TOM RUSSELL REVIVES LOST VOICES THROUGH MUSIC
By Barry
Gilbert
St. Louis Post-Dispatch
March 3, 2005
Singer-songwriter
Tom Russell has had one of his best runs, a four-year
period of three well-received CDs, popular
performance-schmoozefest train trips in Canada and two
appearances on TV with David Letterman. If Russell is not quite an insider, in mainstream terms, he's as close as he's ever been. But he doesn't feel like an insider -- indeed, he says, he doesn't want to be one. And his new project, "Hotwalker," will confound the expectations of those expecting another "Borderland" (2001) -- a Tex-Mex-fueled study of relationships -- or "Indians Cowboys Horses Dogs" (2004) -- a collection of cowboy songs. "Hotwalker" does, however, bear a kind of psychic connection to "Modern Art" (2003), songs that looked at athletes, poets and songwriters in popular culture, including blue-collar poet Charles Bukowski. "Hotwalker" is a mesmerizing story of outsider culture in America, seen through the prism of Russell's youth in 1950s and 1960s Los Angeles and the words of, among others, Bukowski, folksingers Dave Van Ronk and Woody Guthrie, environmental activist and writer Edward Abbey, and a character named Little Jack Horton, a carnival midget and world-class ranter. |
Part spoken word, part musical, "Hotwalker" takes the listener on a tour of bars, coffeehouses, carnival sideshows, border dives and revival tents of a time and place that no longer exist in a country that eats its rebels and spits them out as moneymaking icons.
The title refers to the lowest job at the racetrack, the guy who cools down hot horses by walking them. Its subtitle is "Charles Bukowski and a Ballad for Gone America."
Russell, 55, will be talking about some of these outsider voices when he plays Off Broadway on Monday night with his longtime bandmate, guitarist Andrew Hardin, who also has a new CD, "Blue Acoustic."
"They were peculiar individual voices who said what was on their minds," Russell, on the phone from his home in El Paso, Texas, says of the lines that unite these outsiders. "That's lacking right now.

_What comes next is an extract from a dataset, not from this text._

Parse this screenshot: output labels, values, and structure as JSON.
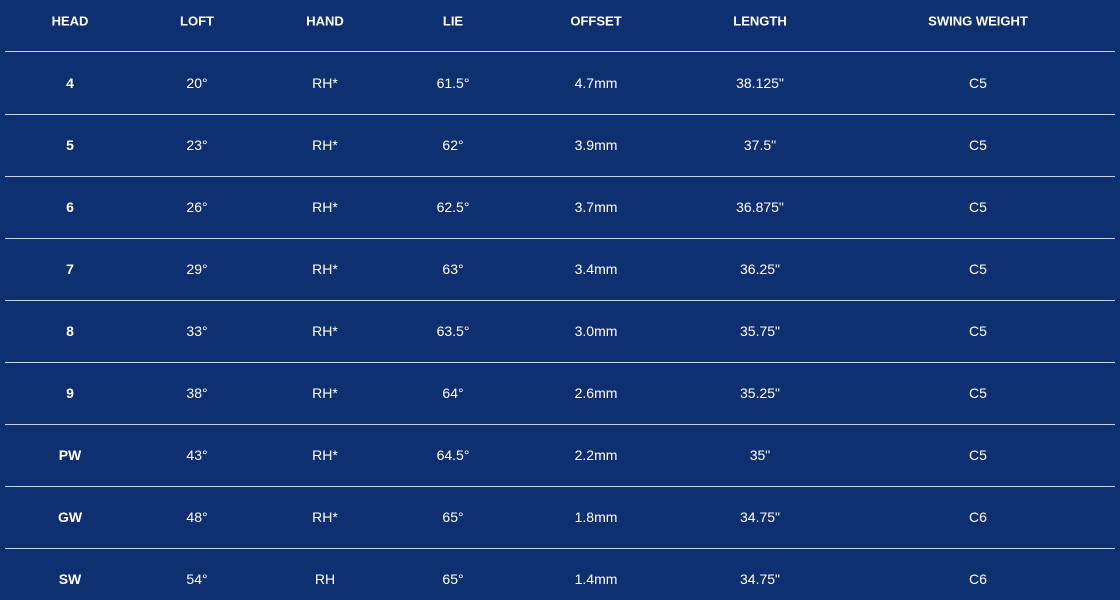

They didn't toe a particular line. They created art in their own way, and they're linked in that respect.
"We live in a dead (expletive) culture, and nothing inspiring is happening. I hate to be so blunt. We don't have any songwriters now, painters or big-league journalists. We have Dylan still around, who's survived in spite of a culture that's killed these kinds of voices."
On "Hotwalker," we hear these voices, backed by music ranging from Tex-Mex to cool jazz, speaking from the grave. Bukowski reads his poem "On the Hustle"; Lenny Bruce performs "Marriage, Divorce and Motels." Jack Kerouac, with Steve Allen on piano, delivers "October in the Railroad Earth." And Van Ronk performs, and then stars in a hilarious Russell memoir of a night spent on the great folksinger's couch. Little Jack's contributions include his tale of stealing a train with Bukowski, a prank Russell says was reported in the newspapers as "Train Goes to Pacoima by Itself."
And there's Russell music, too, including "Grapevine," a Bakersfield meets Tex-Mex story of Okie migration to California.
Russell was that close to becoming what he so disdains today. He holds a master's degree in criminology and has one long-out-of-print mystery novel to his credit. He even taught school in Biafra on a $1,000 Rockefeller Foundation grant. But the academic life and, especially, his fellow academics were not for him.
Russell says he considers himself an outsider, too, and always did.
"I've just come to terms with it late in life," he says. "Way back when, I never felt part of anything. I walked through it all, when I went to Catholic school and played on the football team. But I never felt part of it. I always was a daydreamer. I was always reading the Beats and listening to Dylan. But I didn't act on it till later, and I'm glad I did."
Bukowski, who died at age 74 in 1994, is the particular inspiration for "Hotwalker." Russell's first exposure to Bukowski came in the late '60s. Russell had just gotten out of high school and was going to college when he discovered Bukowski's column, "Notes of a Dirty Old Man," in Open City, an LA underground newspaper.
Russell collected about 40 of the columns and later gave them to Bukowski, who hadn't saved any of the old papers.
"He was so pleased, we began to correspond," Russell says. "I corresponded with him from the late '60s into the '90s." Those letters form the core of "Tough Company," a book of Russell's poetry scheduled to be published this month by Mystery Island's Black Shark Press. "Hotwalker" was released Tuesday.
Later this year, Russell is hoping to release "Love and Fear," a collection of love songs, that will make 2005 one of his busiest years.
"I'll tell you what," Russell says. "About eight months ago, I quit drinking -- just to see what it was like -- and broke up with a woman. I wanted to make a big change in my life and focus on these projects. I didn't want to jump into another disastrous relationship. So I'm spending a year getting my business totally out there on the rails and running."